Direktur Tuntun Sekuritas, Ricki Juliandi, menjelaskan bahwa hambatan utama bagi investor individu sering kali berasal dari faktor internal saat menghadapi dinamika pasar modal. Kehadiran asisten virtual ini diharapkan dapat memberikan dukungan analisis data secara konsisten bagi para pengguna aplikasi.
"Selama ini, musuh terbesar investor ritel bukanlah fluktuasi pasar, melainkan emosi mereka sendiri. Melalui Tuntun AI, kami tidak sekadar memberikan tools trading atau data mentah, tapi menghadirkan 'otak rasional' yang mendampingi mereka 24 jam penuh di dalam aplikasi dalam mendukung analisa data," ujar Ricki Juliandi, Direktur Tuntun Sekuritas.
Fitur ini menggunakan pendekatan decision-support system yang membantu menerjemahkan data pasar yang rumit menjadi wawasan yang lebih relevan dan mudah dipahami.
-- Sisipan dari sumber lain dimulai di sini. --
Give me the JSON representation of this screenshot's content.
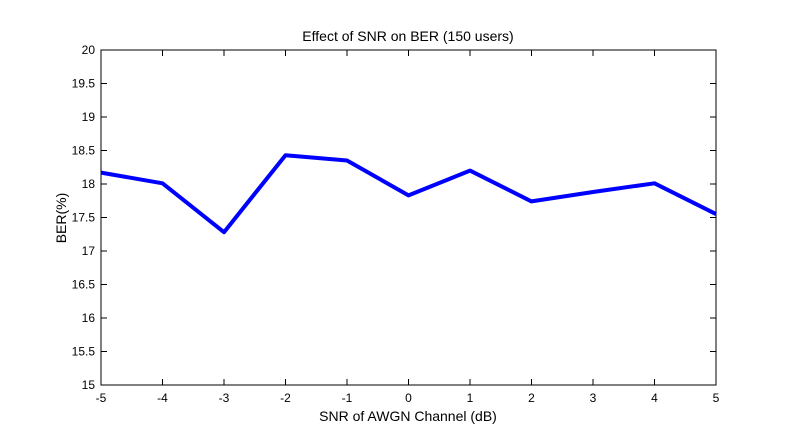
{
  "chart_data": {
    "type": "line",
    "title": "Effect of SNR on BER (150 users)",
    "xlabel": "SNR of AWGN Channel (dB)",
    "ylabel": "BER(%)",
    "xlim": [
      -5,
      5
    ],
    "ylim": [
      15,
      20
    ],
    "x_ticks": [
      -5,
      -4,
      -3,
      -2,
      -1,
      0,
      1,
      2,
      3,
      4,
      5
    ],
    "y_ticks": [
      15,
      15.5,
      16,
      16.5,
      17,
      17.5,
      18,
      18.5,
      19,
      19.5,
      20
    ],
    "grid": false,
    "series": [
      {
        "color": "#0000ff",
        "x": [
          -5,
          -4,
          -3,
          -2,
          -1,
          0,
          1,
          2,
          3,
          4,
          5
        ],
        "y": [
          18.17,
          18.01,
          17.28,
          18.43,
          18.35,
          17.83,
          18.2,
          17.74,
          17.88,
          18.01,
          17.55
        ]
      }
    ]
  }
}
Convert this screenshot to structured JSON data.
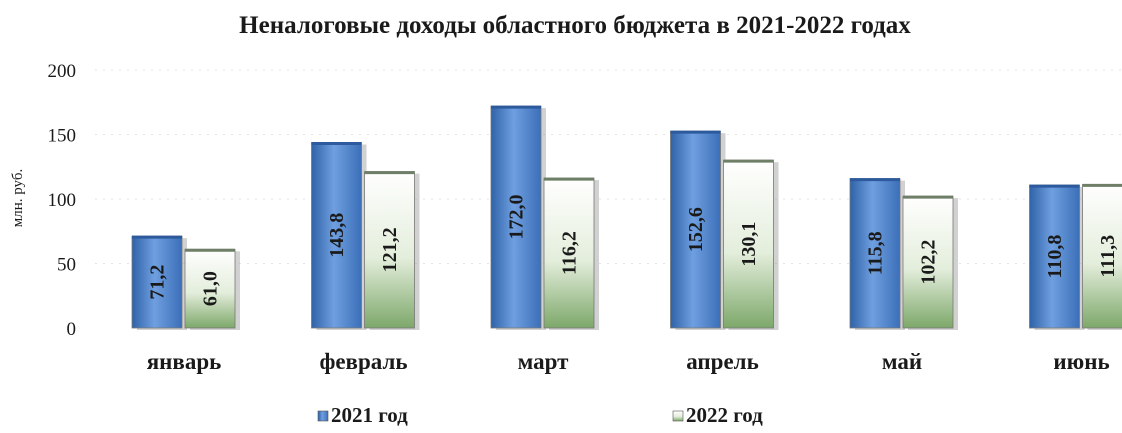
{
  "chart_data": {
    "type": "bar",
    "title": "Неналоговые доходы областного бюджета в 2021-2022 годах",
    "ylabel": "млн. руб.",
    "xlabel": "",
    "ylim": [
      0,
      200
    ],
    "yticks": [
      0,
      50,
      100,
      150,
      200
    ],
    "categories": [
      "январь",
      "февраль",
      "март",
      "апрель",
      "май",
      "июнь"
    ],
    "series": [
      {
        "name": "2021 год",
        "values": [
          71.2,
          143.8,
          172.0,
          152.6,
          115.8,
          110.8
        ],
        "labels": [
          "71,2",
          "143,8",
          "172,0",
          "152,6",
          "115,8",
          "110,8"
        ],
        "color": "#4f86cf"
      },
      {
        "name": "2022 год",
        "values": [
          61.0,
          121.2,
          116.2,
          130.1,
          102.2,
          111.3
        ],
        "labels": [
          "61,0",
          "121,2",
          "116,2",
          "130,1",
          "102,2",
          "111,3"
        ],
        "color": "#a9c49a"
      }
    ],
    "grid": true,
    "legend": "bottom"
  }
}
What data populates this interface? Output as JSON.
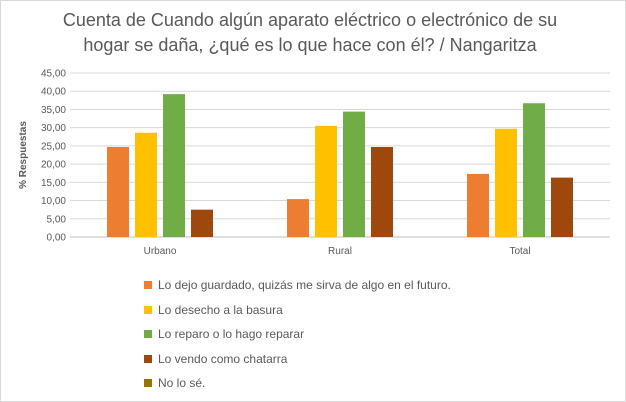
{
  "chart_data": {
    "type": "bar",
    "title": "Cuenta de Cuando algún aparato eléctrico o electrónico de su hogar se daña, ¿qué es lo que hace con él? / Nangaritza",
    "ylabel": "% Respuestas",
    "xlabel": "",
    "categories": [
      "Urbano",
      "Rural",
      "Total"
    ],
    "ylim": [
      0,
      45
    ],
    "yticks": [
      "0,00",
      "5,00",
      "10,00",
      "15,00",
      "20,00",
      "25,00",
      "30,00",
      "35,00",
      "40,00",
      "45,00"
    ],
    "grid": true,
    "legend_position": "bottom",
    "series": [
      {
        "name": "Lo dejo guardado, quizás me sirva de algo en el futuro.",
        "color": "#ED7D31",
        "values": [
          24.7,
          10.4,
          17.3
        ]
      },
      {
        "name": "Lo desecho a la basura",
        "color": "#FFC000",
        "values": [
          28.6,
          30.5,
          29.7
        ]
      },
      {
        "name": "Lo reparo o lo hago reparar",
        "color": "#70AD47",
        "values": [
          39.2,
          34.4,
          36.7
        ]
      },
      {
        "name": "Lo vendo como chatarra",
        "color": "#9E480E",
        "values": [
          7.5,
          24.7,
          16.3
        ]
      },
      {
        "name": "No lo sé.",
        "color": "#997300",
        "values": [
          0,
          0,
          0
        ]
      }
    ]
  }
}
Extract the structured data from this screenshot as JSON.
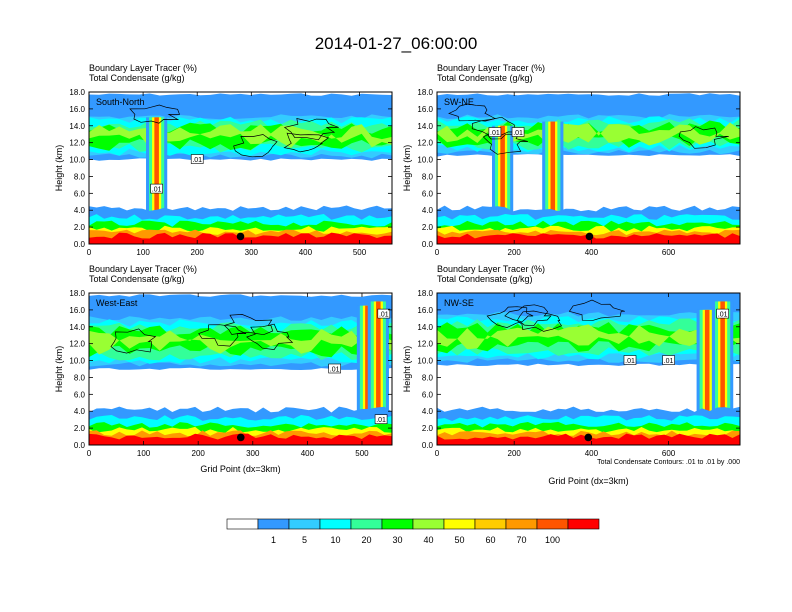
{
  "chart_data": {
    "type": "heatmap",
    "title": "2014-01-27_06:00:00",
    "field_labels": [
      "Boundary Layer Tracer   (%)",
      "Total Condensate   (g/kg)"
    ],
    "ylabel": "Height (km)",
    "xlabel": "Grid Point (dx=3km)",
    "contour_info": "Total Condensate Contours: .01 to .01 by .000",
    "contour_label": ".01",
    "colorbar": {
      "levels": [
        "1",
        "5",
        "10",
        "20",
        "30",
        "40",
        "50",
        "60",
        "70",
        "100"
      ],
      "colors": [
        "#ffffff",
        "#3399ff",
        "#33ccff",
        "#00ffff",
        "#33ff99",
        "#00ff00",
        "#99ff33",
        "#ffff00",
        "#ffcc00",
        "#ff9900",
        "#ff5500",
        "#ff0000"
      ]
    },
    "y_ticks": [
      "0.0",
      "2.0",
      "4.0",
      "6.0",
      "8.0",
      "10.0",
      "12.0",
      "14.0",
      "16.0",
      "18.0"
    ],
    "ylim": [
      0,
      18
    ],
    "panels": [
      {
        "label": "South-North",
        "x_ticks": [
          "0",
          "100",
          "200",
          "300",
          "400",
          "500"
        ],
        "xlim": [
          0,
          560
        ],
        "marker_x": 280,
        "upper_layer": {
          "base": 10.0,
          "top": 15.5
        },
        "convection": [
          {
            "x": 125,
            "top": 15.0
          }
        ],
        "contour_labels": [
          {
            "x": 200,
            "y": 10.0
          },
          {
            "x": 125,
            "y": 6.5
          }
        ]
      },
      {
        "label": "SW-NE",
        "x_ticks": [
          "0",
          "200",
          "400",
          "600"
        ],
        "xlim": [
          0,
          785
        ],
        "marker_x": 395,
        "upper_layer": {
          "base": 10.5,
          "top": 15.5
        },
        "convection": [
          {
            "x": 170,
            "top": 14.0
          },
          {
            "x": 300,
            "top": 14.5
          }
        ],
        "contour_labels": [
          {
            "x": 150,
            "y": 13.2
          },
          {
            "x": 210,
            "y": 13.2
          }
        ]
      },
      {
        "label": "West-East",
        "x_ticks": [
          "0",
          "100",
          "200",
          "300",
          "400",
          "500"
        ],
        "xlim": [
          0,
          555
        ],
        "marker_x": 278,
        "upper_layer": {
          "base": 9.0,
          "top": 15.5
        },
        "convection": [
          {
            "x": 510,
            "top": 16.5
          },
          {
            "x": 530,
            "top": 17.0
          }
        ],
        "contour_labels": [
          {
            "x": 450,
            "y": 9.0
          },
          {
            "x": 535,
            "y": 3.0
          },
          {
            "x": 540,
            "y": 15.5
          }
        ]
      },
      {
        "label": "NW-SE",
        "x_ticks": [
          "0",
          "200",
          "400",
          "600"
        ],
        "xlim": [
          0,
          785
        ],
        "marker_x": 392,
        "upper_layer": {
          "base": 9.5,
          "top": 16.0
        },
        "convection": [
          {
            "x": 700,
            "top": 16.0
          },
          {
            "x": 740,
            "top": 17.0
          }
        ],
        "contour_labels": [
          {
            "x": 500,
            "y": 10.0
          },
          {
            "x": 600,
            "y": 10.0
          },
          {
            "x": 740,
            "y": 15.5
          }
        ]
      }
    ]
  }
}
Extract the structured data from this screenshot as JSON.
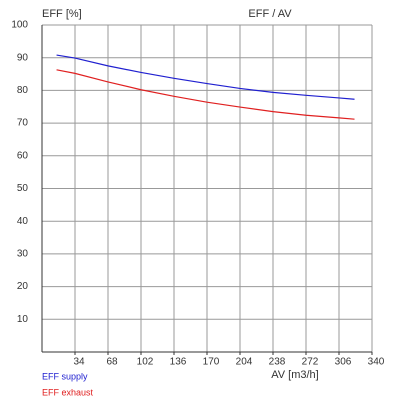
{
  "chart_data": {
    "type": "line",
    "title": "EFF / AV",
    "y_label": "EFF [%]",
    "x_label": "AV [m3/h]",
    "x": [
      15,
      34,
      68,
      102,
      136,
      170,
      204,
      238,
      272,
      306,
      322
    ],
    "series": [
      {
        "name": "EFF supply",
        "color": "#2020d0",
        "values": [
          90.8,
          89.9,
          87.5,
          85.5,
          83.7,
          82.1,
          80.6,
          79.4,
          78.5,
          77.7,
          77.3
        ]
      },
      {
        "name": "EFF exhaust",
        "color": "#e02020",
        "values": [
          86.3,
          85.2,
          82.6,
          80.2,
          78.2,
          76.4,
          74.9,
          73.5,
          72.4,
          71.6,
          71.2
        ]
      }
    ],
    "xlim": [
      0,
      340
    ],
    "xticks": [
      34,
      68,
      102,
      136,
      170,
      204,
      238,
      272,
      306,
      340
    ],
    "ylim": [
      0,
      100
    ],
    "yticks": [
      10,
      20,
      30,
      40,
      50,
      60,
      70,
      80,
      90,
      100
    ],
    "grid": true
  }
}
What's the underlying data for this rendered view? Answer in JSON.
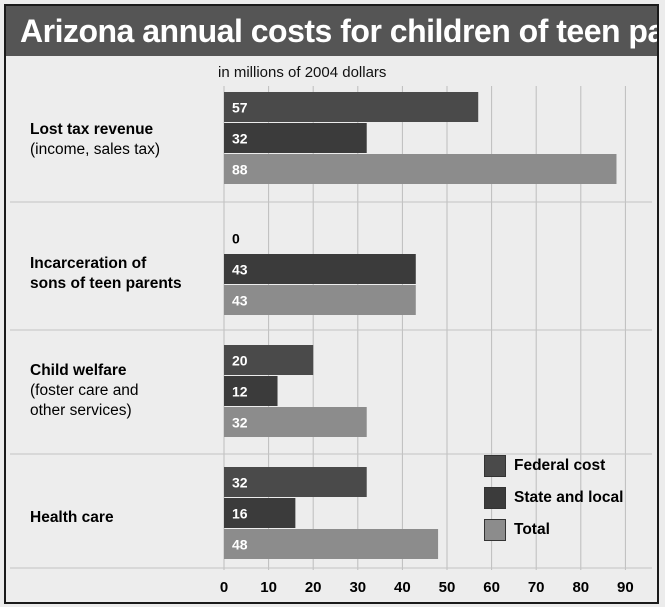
{
  "title": "Arizona annual costs for children of teen parents",
  "subtitle": "in millions of 2004 dollars",
  "categories": [
    {
      "main": "Lost tax revenue",
      "sub": [
        "(income, sales tax)"
      ]
    },
    {
      "main": "Incarceration of",
      "sub_bold": "sons of teen parents",
      "sub": []
    },
    {
      "main": "Child welfare",
      "sub": [
        "(foster care and",
        "other services)"
      ]
    },
    {
      "main": "Health care",
      "sub": []
    }
  ],
  "legend": [
    {
      "label": "Federal cost",
      "color": "#4a4a4a"
    },
    {
      "label": "State and local",
      "color": "#3b3b3b"
    },
    {
      "label": "Total",
      "color": "#8c8c8c"
    }
  ],
  "chart_data": {
    "type": "bar",
    "orientation": "horizontal",
    "title": "Arizona annual costs for children of teen parents",
    "subtitle": "in millions of 2004 dollars",
    "categories": [
      "Lost tax revenue (income, sales tax)",
      "Incarceration of sons of teen parents",
      "Child welfare (foster care and other services)",
      "Health care"
    ],
    "series": [
      {
        "name": "Federal cost",
        "values": [
          57,
          0,
          20,
          32
        ],
        "color": "#4a4a4a"
      },
      {
        "name": "State and local",
        "values": [
          32,
          43,
          12,
          16
        ],
        "color": "#3b3b3b"
      },
      {
        "name": "Total",
        "values": [
          88,
          43,
          32,
          48
        ],
        "color": "#8c8c8c"
      }
    ],
    "xlim": [
      0,
      90
    ],
    "xticks": [
      0,
      10,
      20,
      30,
      40,
      50,
      60,
      70,
      80,
      90
    ],
    "grid": true,
    "legend_position": "bottom-right"
  }
}
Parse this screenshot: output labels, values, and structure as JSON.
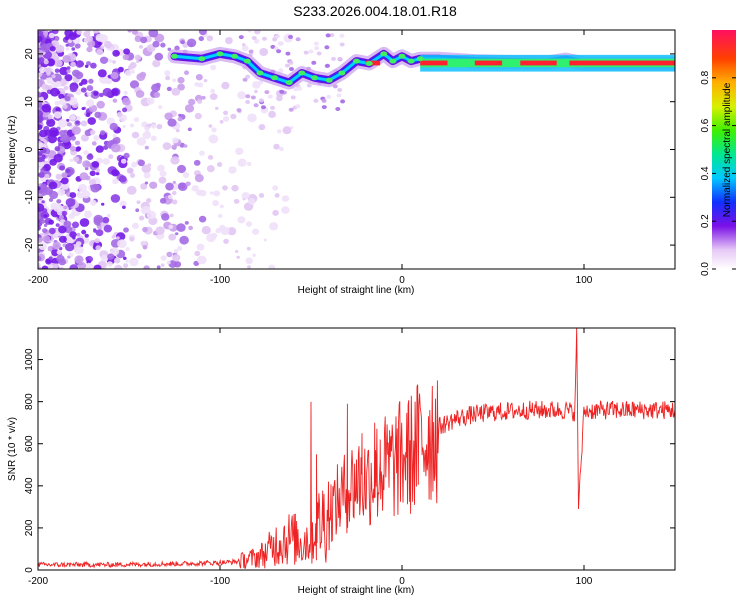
{
  "title": "S233.2026.004.18.01.R18",
  "chart_data": [
    {
      "type": "heatmap",
      "title": "S233.2026.004.18.01.R18",
      "xlabel": "Height of straight line (km)",
      "ylabel": "Frequency (Hz)",
      "xlim": [
        -200,
        150
      ],
      "ylim": [
        -25,
        25
      ],
      "xticks": [
        -200,
        -100,
        0,
        100
      ],
      "yticks": [
        20,
        10,
        0,
        -10,
        -20
      ],
      "colorbar": {
        "label": "Normalized spectral amplitude",
        "range": [
          0,
          1
        ],
        "ticks": [
          0.0,
          0.2,
          0.4,
          0.6,
          0.8
        ]
      },
      "ridge": {
        "name": "",
        "x": [
          -125,
          -110,
          -100,
          -92,
          -85,
          -78,
          -70,
          -62,
          -55,
          -48,
          -40,
          -33,
          -25,
          -18,
          -10,
          -5,
          0,
          5,
          10,
          20,
          40,
          60,
          80,
          90,
          100,
          120,
          150
        ],
        "y": [
          19.5,
          19,
          20,
          19.5,
          18.5,
          16,
          15,
          14,
          16,
          15,
          14.5,
          16,
          18.5,
          18,
          20,
          18.5,
          19.5,
          18.5,
          19,
          19,
          18.5,
          18.3,
          18.2,
          18.8,
          18,
          18,
          18
        ]
      }
    },
    {
      "type": "line",
      "xlabel": "Height of straight line (km)",
      "ylabel": "SNR (10 * v/v)",
      "xlim": [
        -200,
        150
      ],
      "ylim": [
        0,
        1150
      ],
      "xticks": [
        -200,
        -100,
        0,
        100
      ],
      "yticks": [
        0,
        200,
        400,
        600,
        800,
        1000
      ],
      "series": [
        {
          "name": "",
          "color": "#ee2222",
          "x": [
            -200,
            -180,
            -160,
            -140,
            -120,
            -100,
            -90,
            -80,
            -75,
            -70,
            -65,
            -60,
            -55,
            -50,
            -45,
            -40,
            -35,
            -30,
            -25,
            -20,
            -15,
            -10,
            -5,
            0,
            5,
            10,
            15,
            20,
            25,
            30,
            40,
            50,
            60,
            70,
            80,
            90,
            95,
            96,
            97,
            100,
            110,
            120,
            130,
            140,
            150
          ],
          "y": [
            25,
            25,
            25,
            28,
            30,
            35,
            40,
            60,
            80,
            120,
            150,
            150,
            130,
            160,
            220,
            280,
            330,
            380,
            430,
            420,
            460,
            480,
            500,
            530,
            550,
            600,
            650,
            680,
            700,
            720,
            740,
            750,
            755,
            760,
            760,
            760,
            750,
            1150,
            290,
            755,
            760,
            760,
            760,
            760,
            760
          ],
          "spikes": [
            {
              "x": -50,
              "y": 800
            },
            {
              "x": -47,
              "y": 550
            },
            {
              "x": -30,
              "y": 790
            },
            {
              "x": -22,
              "y": 650
            },
            {
              "x": -15,
              "y": 700
            },
            {
              "x": -12,
              "y": 620
            },
            {
              "x": -8,
              "y": 620
            },
            {
              "x": -2,
              "y": 520
            },
            {
              "x": 2,
              "y": 560
            },
            {
              "x": 96,
              "y": 1150
            },
            {
              "x": 97,
              "y": 290
            }
          ]
        }
      ]
    }
  ],
  "colors": {
    "line": "#ee2222",
    "axis": "#000000"
  }
}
Kemampuan teknologi ini mencakup analisis real-time, evaluasi risiko portofolio, hingga pemantauan sentimen berita yang memengaruhi pergerakan harga saham.
Manajemen menegaskan bahwa meskipun asisten kecerdasan buatan ini memiliki kemampuan analisis mendalam terhadap berbagai sektor industri, kontrol penuh atas transaksi tetap berada di tangan masing-masing individu. Pengguna tetap memiliki wewenang mutlak dalam menentukan strategi penempatan dana mereka.
"Investor tetap memegang kendali penuh dan menjadi pengambil keputusan utama atas dana mereka," kata Ricki Juliandi, Direktur Tuntun Sekuritas.
Seluruh layanan analisis berbasis kecerdasan buatan tersebut saat ini sudah dapat diakses oleh seluruh investor ritel melalui aplikasi Tuntun Sekuritas tanpa dikenakan biaya tambahan.